What makes a transition into a turning point?

A sneak preview of my talk at the Mind Body Spirit Festival this morning: If transitions are the space between one identity and another, one picture of ourselves and another, then turning points happen at the moment that we allow ourselves to let go of the old identity and allow a new identity to find us.

Do new pictures and identities find us or do we find them?  It’s like this:  when we’re living at the level of our surface imagination, that imagination that is based on past experiences, on fear, on social norms, on all that we have been, we will always feel that the devil we know is better than the devil we don’t know.

But when we allow ourselves to sink into a deeper level, into the level of the genius imagination, the imagination that writers, scientists, artists, and visionaries know, it is as if we spread our net, and our new visions swim right in.

And once we have a new vision, there is no going back.  Or rather, there is no going back without seriously harming ourselves.  Burnout happens when the new is calling, and yet we put our head down and refuse to listen to the whispers of the soul, and drive ourselves firmly in the old direction.

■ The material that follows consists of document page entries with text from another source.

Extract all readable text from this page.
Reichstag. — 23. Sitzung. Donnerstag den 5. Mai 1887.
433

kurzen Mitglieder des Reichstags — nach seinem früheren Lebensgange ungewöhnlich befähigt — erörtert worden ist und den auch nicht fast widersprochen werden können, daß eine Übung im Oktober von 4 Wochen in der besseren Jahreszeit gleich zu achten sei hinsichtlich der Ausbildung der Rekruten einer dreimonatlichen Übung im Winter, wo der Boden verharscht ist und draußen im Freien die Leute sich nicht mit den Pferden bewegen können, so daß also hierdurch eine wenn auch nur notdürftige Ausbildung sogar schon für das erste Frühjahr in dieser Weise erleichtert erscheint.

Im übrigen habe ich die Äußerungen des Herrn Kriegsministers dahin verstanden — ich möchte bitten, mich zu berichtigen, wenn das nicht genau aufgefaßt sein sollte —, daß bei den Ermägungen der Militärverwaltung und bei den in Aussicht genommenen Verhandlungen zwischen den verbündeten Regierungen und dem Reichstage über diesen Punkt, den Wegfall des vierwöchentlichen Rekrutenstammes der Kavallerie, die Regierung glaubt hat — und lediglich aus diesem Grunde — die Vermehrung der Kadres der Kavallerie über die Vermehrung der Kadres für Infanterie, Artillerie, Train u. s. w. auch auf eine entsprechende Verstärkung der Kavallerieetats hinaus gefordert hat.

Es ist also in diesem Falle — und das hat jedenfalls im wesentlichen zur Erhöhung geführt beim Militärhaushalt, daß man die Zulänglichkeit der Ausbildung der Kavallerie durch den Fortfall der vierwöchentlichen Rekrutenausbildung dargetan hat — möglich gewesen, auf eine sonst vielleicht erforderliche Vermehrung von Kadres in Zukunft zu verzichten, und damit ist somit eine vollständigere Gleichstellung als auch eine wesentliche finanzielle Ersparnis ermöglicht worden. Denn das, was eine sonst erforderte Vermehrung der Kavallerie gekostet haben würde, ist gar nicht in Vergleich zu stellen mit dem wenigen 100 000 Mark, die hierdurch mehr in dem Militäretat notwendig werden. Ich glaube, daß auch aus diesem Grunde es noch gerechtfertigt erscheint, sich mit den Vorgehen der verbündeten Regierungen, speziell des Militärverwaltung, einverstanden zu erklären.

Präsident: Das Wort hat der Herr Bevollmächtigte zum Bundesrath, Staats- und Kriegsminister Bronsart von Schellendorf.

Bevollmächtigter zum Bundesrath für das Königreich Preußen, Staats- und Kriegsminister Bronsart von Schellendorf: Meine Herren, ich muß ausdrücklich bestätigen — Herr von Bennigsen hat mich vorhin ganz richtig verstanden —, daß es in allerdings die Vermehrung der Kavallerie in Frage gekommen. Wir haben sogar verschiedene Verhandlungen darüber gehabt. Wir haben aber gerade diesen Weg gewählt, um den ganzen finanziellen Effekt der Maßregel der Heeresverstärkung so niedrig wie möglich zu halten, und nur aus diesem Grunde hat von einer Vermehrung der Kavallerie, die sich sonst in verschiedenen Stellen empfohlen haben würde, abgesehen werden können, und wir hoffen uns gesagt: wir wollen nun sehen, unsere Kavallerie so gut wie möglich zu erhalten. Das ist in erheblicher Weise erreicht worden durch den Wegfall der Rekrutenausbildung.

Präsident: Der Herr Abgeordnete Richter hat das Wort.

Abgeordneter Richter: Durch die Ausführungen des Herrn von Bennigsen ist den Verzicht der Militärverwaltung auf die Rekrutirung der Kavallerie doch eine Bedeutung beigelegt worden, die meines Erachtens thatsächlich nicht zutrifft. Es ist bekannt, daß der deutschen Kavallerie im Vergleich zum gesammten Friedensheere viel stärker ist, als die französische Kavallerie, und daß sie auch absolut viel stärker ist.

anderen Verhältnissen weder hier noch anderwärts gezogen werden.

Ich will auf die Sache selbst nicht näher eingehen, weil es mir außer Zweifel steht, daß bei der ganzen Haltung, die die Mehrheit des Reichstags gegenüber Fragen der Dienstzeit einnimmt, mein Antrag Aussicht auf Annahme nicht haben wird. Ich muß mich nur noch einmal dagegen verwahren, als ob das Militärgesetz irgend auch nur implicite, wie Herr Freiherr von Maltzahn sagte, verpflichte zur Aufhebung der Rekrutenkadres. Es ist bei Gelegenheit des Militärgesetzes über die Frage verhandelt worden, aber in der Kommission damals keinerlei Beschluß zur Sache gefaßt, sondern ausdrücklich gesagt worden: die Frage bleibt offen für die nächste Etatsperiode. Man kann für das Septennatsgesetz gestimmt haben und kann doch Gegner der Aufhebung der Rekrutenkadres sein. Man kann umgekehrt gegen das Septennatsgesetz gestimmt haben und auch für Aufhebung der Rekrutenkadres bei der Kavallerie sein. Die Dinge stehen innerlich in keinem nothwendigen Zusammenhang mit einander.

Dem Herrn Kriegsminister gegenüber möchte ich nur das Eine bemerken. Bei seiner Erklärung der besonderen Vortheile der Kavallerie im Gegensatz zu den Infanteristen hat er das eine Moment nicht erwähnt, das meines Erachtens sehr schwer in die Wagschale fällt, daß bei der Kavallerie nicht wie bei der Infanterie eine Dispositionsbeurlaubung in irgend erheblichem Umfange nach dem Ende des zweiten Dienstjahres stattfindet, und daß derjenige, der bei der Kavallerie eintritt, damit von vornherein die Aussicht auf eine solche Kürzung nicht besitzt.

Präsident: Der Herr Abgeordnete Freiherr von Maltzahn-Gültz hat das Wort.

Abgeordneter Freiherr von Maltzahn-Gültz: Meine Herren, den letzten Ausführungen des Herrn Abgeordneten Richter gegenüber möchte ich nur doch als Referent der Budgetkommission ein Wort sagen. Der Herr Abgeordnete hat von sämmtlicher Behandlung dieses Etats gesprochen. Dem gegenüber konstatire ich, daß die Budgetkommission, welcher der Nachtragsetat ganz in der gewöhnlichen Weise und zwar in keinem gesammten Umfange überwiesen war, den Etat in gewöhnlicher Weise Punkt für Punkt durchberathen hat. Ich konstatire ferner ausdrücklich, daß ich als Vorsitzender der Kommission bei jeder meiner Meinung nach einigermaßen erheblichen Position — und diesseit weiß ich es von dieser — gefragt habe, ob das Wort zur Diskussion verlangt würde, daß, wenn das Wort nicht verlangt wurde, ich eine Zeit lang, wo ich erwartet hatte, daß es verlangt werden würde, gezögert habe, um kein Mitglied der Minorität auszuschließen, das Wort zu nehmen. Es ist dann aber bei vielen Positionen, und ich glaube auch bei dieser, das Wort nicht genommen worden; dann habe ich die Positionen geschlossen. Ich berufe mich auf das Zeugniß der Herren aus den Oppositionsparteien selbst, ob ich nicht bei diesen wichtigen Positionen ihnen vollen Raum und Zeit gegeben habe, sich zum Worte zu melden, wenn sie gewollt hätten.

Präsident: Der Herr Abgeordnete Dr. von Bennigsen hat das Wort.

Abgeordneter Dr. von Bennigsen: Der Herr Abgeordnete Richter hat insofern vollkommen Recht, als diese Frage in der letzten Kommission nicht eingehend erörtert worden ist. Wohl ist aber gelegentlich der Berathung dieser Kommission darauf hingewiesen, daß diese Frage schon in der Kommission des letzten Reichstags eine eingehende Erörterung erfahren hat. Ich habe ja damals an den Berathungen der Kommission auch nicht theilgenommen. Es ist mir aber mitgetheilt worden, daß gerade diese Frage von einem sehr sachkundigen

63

The biggest single requirement for sinking into your deepest most creative imagination is that you are willing to listen to whatever truth swims up to meet you.  As it says in the I Ching, the ancient Chinese book of wisdom, It is only when we have the courage to face things exactly as they are, without any sort of self-deception or illusion, that a light will develop out of events by which the path to success may be recognised. That’s the turning point.  And then you only need to follow that light, to take firm resolute action.  That’s your new beginning.